Anche tale questione va affrontata con criteri scientifici validi in quanto è noto poi come la presenza della fauna negli ecosistemi sia naturali che agricoli (entro determinati rapporti di equilibrio) sia utile ad assicurare il corretto equilibrio ecologico ed un importante apporto di sostanza organica, fosfati, minerali, ecc.. Un’agricoltura senza animali è un’altra stortura tutta “moderna”. La natura ha le sue regole e non possiamo reinventarle noi.
Orbene, allevare insetti è la versione “zootecnia intensiva.2” con gli stessi identici difetti. Allevare insetti (e ve lo dice un entomologo che lo ha fatto sin dagli anni ’80, ma per fini di ricerca) richiede notevoli quantitativi di sostanze di varia natura: dai vegetali, alle sostanze zuccherine (di provenienza vegetale) ad altri prodotti e derivati.
In poche parole gli insetti, come tutti gli esseri eterotrofi, devono acquisire energia e composti chimici partendo da sostanze organiche elaborate da organismi autotrofi (vegetali) o provenienti da altri organismi eterotrofi.
In poche parole, per poter produrre insetti, dobbiamo attingere al serbatoio degli eterotrofi (piante) e non solo, ma con un rendimento di processo molto basso in quanto lo stesso ha bisogno, a sua volta, di alte aliquote di energie sotto forma di acqua, elettricità (per mantenere gli allevamenti), sostanze varie, ecc..
La soluzione insetti, come la soluzione zootecnia intensiva, è la peggiore che possiamo ipotizzare.
La domanda è: cui prodest?
La risposta è anche più facile del previsto: gli insetti (la loro produzione industriale) appartengono a quel mondo dell’accaparramento dei diritti a produrre che vede negli OGM, nella detenzione dei diritti sulle sementi, in alcuni criteri di certificazione dei processi, ecc. l’opportunità di traslare il diritto dei popoli di auto sostenersi con la loro cultura, con la loro conoscenza, con le loro tradizioni (tutti principi contenuti nel criterio della Sovranità Alimentare) e sul loro territorio, sostituendosi ad essi.
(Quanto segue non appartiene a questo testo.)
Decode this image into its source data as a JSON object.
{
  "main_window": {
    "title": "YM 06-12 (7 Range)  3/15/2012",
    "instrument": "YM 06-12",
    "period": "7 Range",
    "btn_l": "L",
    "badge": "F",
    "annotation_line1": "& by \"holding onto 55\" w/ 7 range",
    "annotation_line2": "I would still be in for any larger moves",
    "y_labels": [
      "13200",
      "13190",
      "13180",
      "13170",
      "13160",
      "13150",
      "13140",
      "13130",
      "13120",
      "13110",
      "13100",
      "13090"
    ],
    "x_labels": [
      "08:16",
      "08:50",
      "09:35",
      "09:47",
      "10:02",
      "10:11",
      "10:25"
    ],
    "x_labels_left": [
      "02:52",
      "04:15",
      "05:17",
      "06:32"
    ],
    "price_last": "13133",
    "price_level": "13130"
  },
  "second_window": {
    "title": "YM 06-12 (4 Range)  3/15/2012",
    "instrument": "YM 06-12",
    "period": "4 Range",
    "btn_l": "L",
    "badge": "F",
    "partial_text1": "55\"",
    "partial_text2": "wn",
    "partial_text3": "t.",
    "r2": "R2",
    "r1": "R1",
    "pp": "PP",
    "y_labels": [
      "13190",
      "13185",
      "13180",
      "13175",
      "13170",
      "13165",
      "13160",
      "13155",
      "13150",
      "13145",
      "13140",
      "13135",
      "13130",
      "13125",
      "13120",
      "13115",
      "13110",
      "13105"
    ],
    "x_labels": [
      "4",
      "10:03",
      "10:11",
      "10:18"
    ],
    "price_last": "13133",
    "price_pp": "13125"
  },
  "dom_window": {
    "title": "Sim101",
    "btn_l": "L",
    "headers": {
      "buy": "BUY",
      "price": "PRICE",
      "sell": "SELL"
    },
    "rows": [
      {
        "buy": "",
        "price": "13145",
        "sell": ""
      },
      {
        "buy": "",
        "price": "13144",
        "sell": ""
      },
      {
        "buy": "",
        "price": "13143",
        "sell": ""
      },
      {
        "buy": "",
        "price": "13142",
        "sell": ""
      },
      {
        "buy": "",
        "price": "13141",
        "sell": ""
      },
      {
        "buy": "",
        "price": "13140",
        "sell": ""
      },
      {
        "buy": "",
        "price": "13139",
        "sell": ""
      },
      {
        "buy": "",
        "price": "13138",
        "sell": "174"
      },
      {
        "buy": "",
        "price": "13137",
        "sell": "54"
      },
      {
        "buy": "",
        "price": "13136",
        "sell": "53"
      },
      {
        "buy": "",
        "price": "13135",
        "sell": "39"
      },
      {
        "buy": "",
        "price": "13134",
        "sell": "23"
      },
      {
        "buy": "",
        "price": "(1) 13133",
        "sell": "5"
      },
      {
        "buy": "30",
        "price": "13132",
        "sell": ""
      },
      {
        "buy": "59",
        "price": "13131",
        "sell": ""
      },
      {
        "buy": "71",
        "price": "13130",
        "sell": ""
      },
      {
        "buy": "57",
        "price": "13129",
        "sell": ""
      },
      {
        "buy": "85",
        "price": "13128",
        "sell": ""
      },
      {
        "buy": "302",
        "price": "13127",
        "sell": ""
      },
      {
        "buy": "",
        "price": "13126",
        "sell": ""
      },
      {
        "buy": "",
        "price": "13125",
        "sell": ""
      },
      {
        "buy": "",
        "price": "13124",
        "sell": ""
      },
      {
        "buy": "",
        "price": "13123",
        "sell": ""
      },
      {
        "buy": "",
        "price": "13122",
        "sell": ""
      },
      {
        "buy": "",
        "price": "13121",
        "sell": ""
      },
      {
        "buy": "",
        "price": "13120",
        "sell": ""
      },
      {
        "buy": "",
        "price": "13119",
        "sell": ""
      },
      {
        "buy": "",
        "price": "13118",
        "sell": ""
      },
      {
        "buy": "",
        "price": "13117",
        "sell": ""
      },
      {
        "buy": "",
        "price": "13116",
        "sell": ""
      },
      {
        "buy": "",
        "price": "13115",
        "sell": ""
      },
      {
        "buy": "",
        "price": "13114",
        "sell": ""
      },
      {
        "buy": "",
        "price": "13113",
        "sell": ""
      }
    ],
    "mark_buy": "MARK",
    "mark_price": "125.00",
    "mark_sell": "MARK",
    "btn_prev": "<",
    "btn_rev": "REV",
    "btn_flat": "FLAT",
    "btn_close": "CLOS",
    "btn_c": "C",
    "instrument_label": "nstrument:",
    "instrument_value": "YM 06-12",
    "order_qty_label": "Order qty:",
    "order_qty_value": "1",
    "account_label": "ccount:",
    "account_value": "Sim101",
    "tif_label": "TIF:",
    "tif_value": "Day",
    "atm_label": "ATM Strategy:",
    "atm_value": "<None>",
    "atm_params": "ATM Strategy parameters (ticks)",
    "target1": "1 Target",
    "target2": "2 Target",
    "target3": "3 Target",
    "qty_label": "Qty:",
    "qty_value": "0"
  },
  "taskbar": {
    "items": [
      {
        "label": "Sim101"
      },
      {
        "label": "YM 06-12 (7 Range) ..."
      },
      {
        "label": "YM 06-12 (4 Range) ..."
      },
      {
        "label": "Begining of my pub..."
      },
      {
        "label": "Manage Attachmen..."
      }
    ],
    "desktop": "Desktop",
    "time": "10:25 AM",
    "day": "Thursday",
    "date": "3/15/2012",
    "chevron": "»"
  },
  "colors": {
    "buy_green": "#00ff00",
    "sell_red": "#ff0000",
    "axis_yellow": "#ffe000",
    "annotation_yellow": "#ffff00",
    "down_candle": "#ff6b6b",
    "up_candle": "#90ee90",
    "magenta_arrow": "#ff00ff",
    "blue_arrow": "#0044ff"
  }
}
Trasformando gli esseri umani in consumatori ed oggetti e non in protagonisti, con il loro corretto rapporto con la Natura, di cui sono una parte.
Siamo giunti in un tempo in cui le questioni possono essere risolte solo elevando la qualità del pensiero, secondo la via tracciata da Tommaso d’Aquino (Roccasecca, 1225 – Abbazia di Fossanova, 7 marzo 1274), seguendo una nuova predisposizione, in quanto : “Il sentire dell’uomo esige una mutazione non soltanto materiale, ma anche spirituale”.